We're told time and time again to plan for retirement rather than wing it, and that's good advice. Planning for that milestone can help ensure that you're able to build adequate savings, determine what lifestyle you'll maintain as a senior, and figure out what you'll do with your newfound free time.

But as they say, the best-laid plans can often go awry, and a recent report by Allianz confirms that. Allianz found that a whopping 50% of Americans wind up retiring earlier than planned, with the majority doing so for reasons outside their control.

Older man typing on computer keyboard

IMAGE SOURCE: GETTY IMAGES.

For 34% of those forced into early retirement, that scenario came due to unanticipated job loss. For 25%, it came as a result of healthcare issues. Either way, the fact that half of older Americans wind up leaving the workforce sooner than expected is troubling, and should serve as a wakeup call for those in the process of planning for their golden years.

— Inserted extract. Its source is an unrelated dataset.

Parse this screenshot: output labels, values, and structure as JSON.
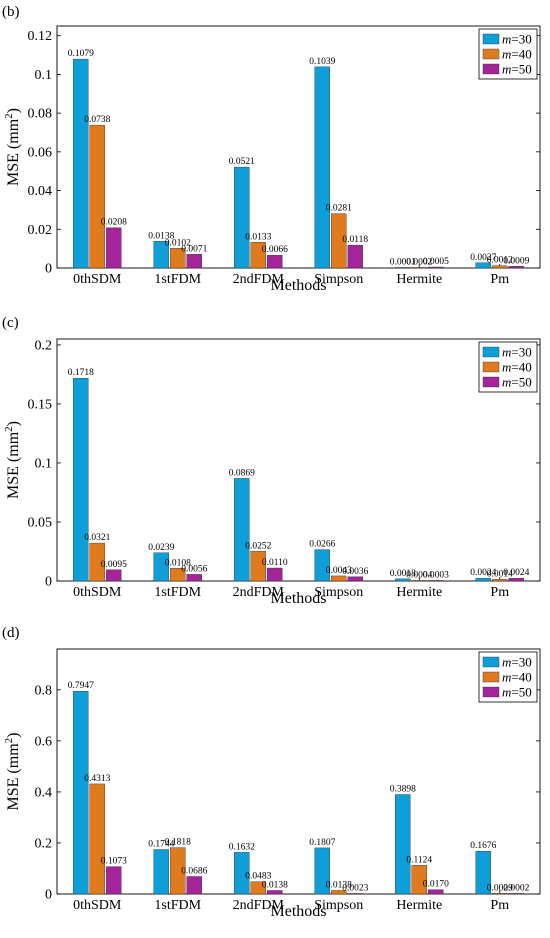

Don't wait to fund your nest egg

Many workers put retirement savings on the back-burner for years as they address more pressing financial goals -- buying a home, paying off debt, and putting children through college. These are all important things to focus on, but here's the problem: If you wait until your 50s or later to start building a retirement nest egg, and you're forced to leave the workforce earlier than expected, you'll risk falling seriously short on cash later in life.

Let's imagine your plan is to start focusing on retirement savings when you're 52 years old, with the goal of leaving your career behind at age 67. That gives you 15 years to save and invest aggressively. If you manage to sock away $1,200 a month during that period and your investments generate an average annual 7% return, which is a reasonable assumption for a stock-heavy portfolio, you'll end up with roughly $362,000 -- a decent-sized nest egg to tap during retirement. But what happens if you're forced to leave the workforce at age 62 instead? Suddenly, you're looking at just $199,000 -- not exactly a negligible amount of money, but nowhere close to $362,000.

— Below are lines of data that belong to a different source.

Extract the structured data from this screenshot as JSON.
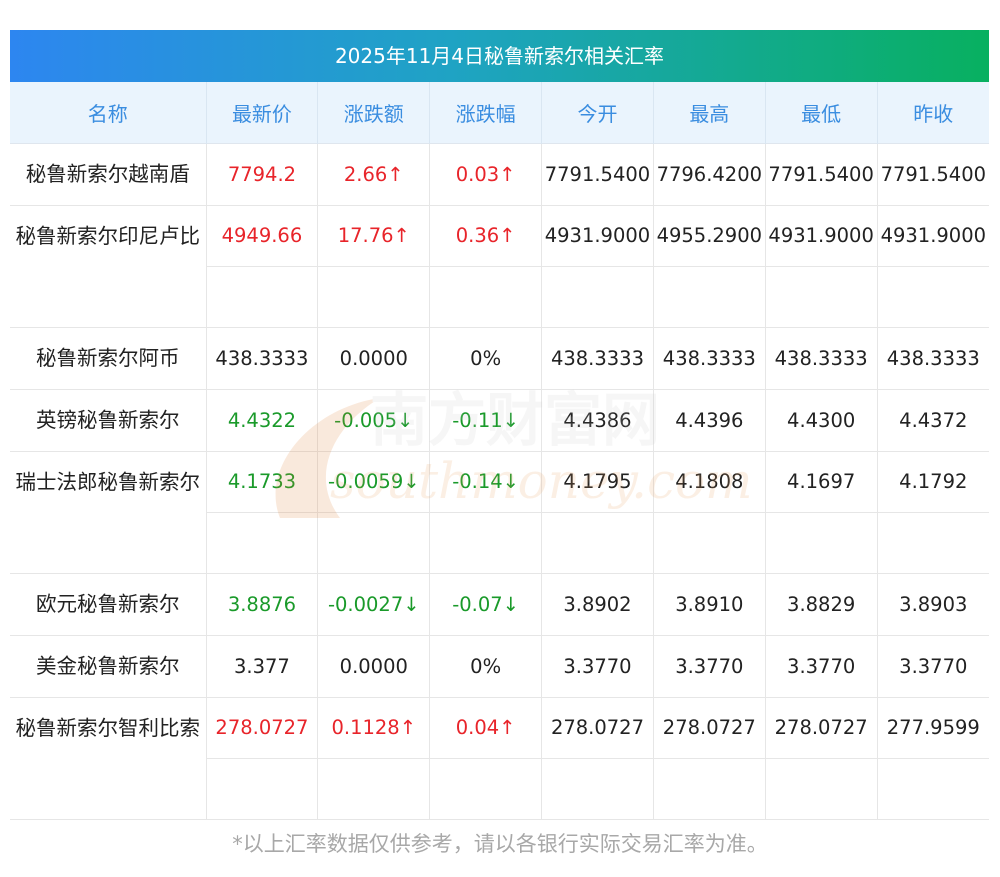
{
  "title": "2025年11月4日秘鲁新索尔相关汇率",
  "headers": [
    "名称",
    "最新价",
    "涨跌额",
    "涨跌幅",
    "今开",
    "最高",
    "最低",
    "昨收"
  ],
  "rows": [
    {
      "name": "秘鲁新索尔越南盾",
      "latest": "7794.2",
      "change": "2.66↑",
      "pct": "0.03↑",
      "open": "7791.5400",
      "high": "7796.4200",
      "low": "7791.5400",
      "prev": "7791.5400",
      "trend": "up"
    },
    {
      "name": "秘鲁新索尔印尼卢比",
      "latest": "4949.66",
      "change": "17.76↑",
      "pct": "0.36↑",
      "open": "4931.9000",
      "high": "4955.2900",
      "low": "4931.9000",
      "prev": "4931.9000",
      "trend": "up"
    },
    {
      "name": "秘鲁新索尔阿币",
      "latest": "438.3333",
      "change": "0.0000",
      "pct": "0%",
      "open": "438.3333",
      "high": "438.3333",
      "low": "438.3333",
      "prev": "438.3333",
      "trend": "flat"
    },
    {
      "name": "英镑秘鲁新索尔",
      "latest": "4.4322",
      "change": "-0.005↓",
      "pct": "-0.11↓",
      "open": "4.4386",
      "high": "4.4396",
      "low": "4.4300",
      "prev": "4.4372",
      "trend": "down"
    },
    {
      "name": "瑞士法郎秘鲁新索尔",
      "latest": "4.1733",
      "change": "-0.0059↓",
      "pct": "-0.14↓",
      "open": "4.1795",
      "high": "4.1808",
      "low": "4.1697",
      "prev": "4.1792",
      "trend": "down"
    },
    {
      "name": "欧元秘鲁新索尔",
      "latest": "3.8876",
      "change": "-0.0027↓",
      "pct": "-0.07↓",
      "open": "3.8902",
      "high": "3.8910",
      "low": "3.8829",
      "prev": "3.8903",
      "trend": "down"
    },
    {
      "name": "美金秘鲁新索尔",
      "latest": "3.377",
      "change": "0.0000",
      "pct": "0%",
      "open": "3.3770",
      "high": "3.3770",
      "low": "3.3770",
      "prev": "3.3770",
      "trend": "flat"
    },
    {
      "name": "秘鲁新索尔智利比索",
      "latest": "278.0727",
      "change": "0.1128↑",
      "pct": "0.04↑",
      "open": "278.0727",
      "high": "278.0727",
      "low": "278.0727",
      "prev": "277.9599",
      "trend": "up"
    }
  ],
  "footer": "*以上汇率数据仅供参考，请以各银行实际交易汇率为准。",
  "watermark": {
    "cn": "南方财富网",
    "en": "southmoney.com"
  },
  "colors": {
    "up": "#e8242a",
    "down": "#1a9a2a",
    "header_text": "#3a8de0",
    "header_bg": "#eaf4fd"
  }
}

The takeaway? It's fine to plan to save for retirement well into your 50s or 60s, but don't assume that option will be on the table, and don't neglect your nest egg earlier in life thinking you'll simply catch up later on. Instead, start saving from a younger age so that if you're forced to retire earlier than you'd like to, you won't risk falling dangerously short on funds throughout your senior years.

Another thing: When you're forced out of your career sooner than planned, you risk having to claim Social Security early to compensate, thereby reducing that income stream as well. If you start setting funds aside for your golden years during your 20s, 30s, or 40s, you'll put less pressure on your later working years -- and you'll have less to worry about if your retirement plans don't adhere to the schedule you initially map out.